(Posted June 29, 2017) The Supreme Court of Virginia today decides an appeal that open-government advocates have been following carefully. In The Daily Press v. Office of the Executive Secretary, the justices interpret who is the custodian of electronically stored court records.

The Daily Press is the dominant newspaper on the Virginia Peninsula. A reporter there made a FOIA request to the Executive Secretary of the Supreme Court for a database of records related to a series of stories he was writing about race and the criminal-justice system. The reporter knew that the OES stores records for the various circuit courts, and it was presumably easier to make one FOIA request than one to each of the 120 circuit-court clerks in Virginia. More important, it would be vastly easier to search a sortable database for the entire Commonwealth, rather than a patchwork of individual courts’ records.

The Executive Secretary balked, claiming that by law, the individual clerks were the custodians of the records. The reporter and the paper sued the Executive Secretary and joined 68 circuit-court clerks who had not consented to the release of their records.

The circuit court ruled in favor of OES, and today the justices unanimously affirm. The dispositive issue in the case is just who really is the custodian of the records.

Justice McCullough’s opinion for the court notes that while FOIA permits citizens to demand access from the custodians of public records, the Act doesn’t define custodian. But Title 17.1, which relates to courts of record, contains a provision expressly providing that the clerks “shall have custody of and shall keep all court records …” That’s a pretty solid indication that the legislature intended that the clerks will be the custodians.

But isn’t it possible for there to be two custodians? After all, the records exist (in digital form) at Ninth and Franklin, not just in individual clerk’s offices. The Supreme Court concludes today that the express legislative statement quoted above evinces an intention that the clerks are the sole custodians. Additional language in the same statute bolsters this conclusion, since it provides that the clerk remains the custodian even if the records are stored elsewhere.

Today’s opinion notes that the clerks had asserted that FOIA didn’t apply to them at all. In a footnote, the court observes that it isn’t necessary to decide that question in order to resolve this appeal, so the justices defer it unto another day.

While I’m emphatically in favor of open-government laws, I concur with the court’s conclusion. The justices don’t have the luxury of rewriting FOIA, and the legislative setup seems clear to me: the clerks are the custodians.

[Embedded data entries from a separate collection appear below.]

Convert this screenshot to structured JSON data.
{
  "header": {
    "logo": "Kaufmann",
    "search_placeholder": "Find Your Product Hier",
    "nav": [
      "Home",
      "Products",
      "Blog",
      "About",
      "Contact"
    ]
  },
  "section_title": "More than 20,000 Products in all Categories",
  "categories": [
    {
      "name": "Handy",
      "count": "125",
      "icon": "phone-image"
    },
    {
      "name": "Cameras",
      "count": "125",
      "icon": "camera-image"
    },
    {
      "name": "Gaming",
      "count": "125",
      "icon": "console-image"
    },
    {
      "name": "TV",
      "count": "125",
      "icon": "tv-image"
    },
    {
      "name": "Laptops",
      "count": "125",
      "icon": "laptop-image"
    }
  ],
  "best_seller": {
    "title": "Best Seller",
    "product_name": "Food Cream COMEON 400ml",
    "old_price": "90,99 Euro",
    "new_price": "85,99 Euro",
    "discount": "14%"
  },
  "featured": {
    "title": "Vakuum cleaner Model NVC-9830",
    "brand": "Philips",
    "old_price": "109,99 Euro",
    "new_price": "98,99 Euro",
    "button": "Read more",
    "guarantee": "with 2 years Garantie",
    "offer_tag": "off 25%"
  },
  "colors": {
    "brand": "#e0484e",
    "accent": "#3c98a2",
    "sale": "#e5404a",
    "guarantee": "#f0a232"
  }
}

Today’s decision isn’t a permanently closed door for the reporter. He can still file individual FOIA requests to the clerks, who may try to resist them, subject to a court challenge. The real loss for the reporter is that even full sets of records won’t constitute a unified searchable database. It’s a mountain of work to evaluate all those thousands of individual records and compile them into something he can explain to his readers. It’s conceivable that the paper might persuade a legislator to introduce a bill to amend FOIA and require OES to provide the records. If so, you should expect the powerful clerks’ association to fight that one at the palisades.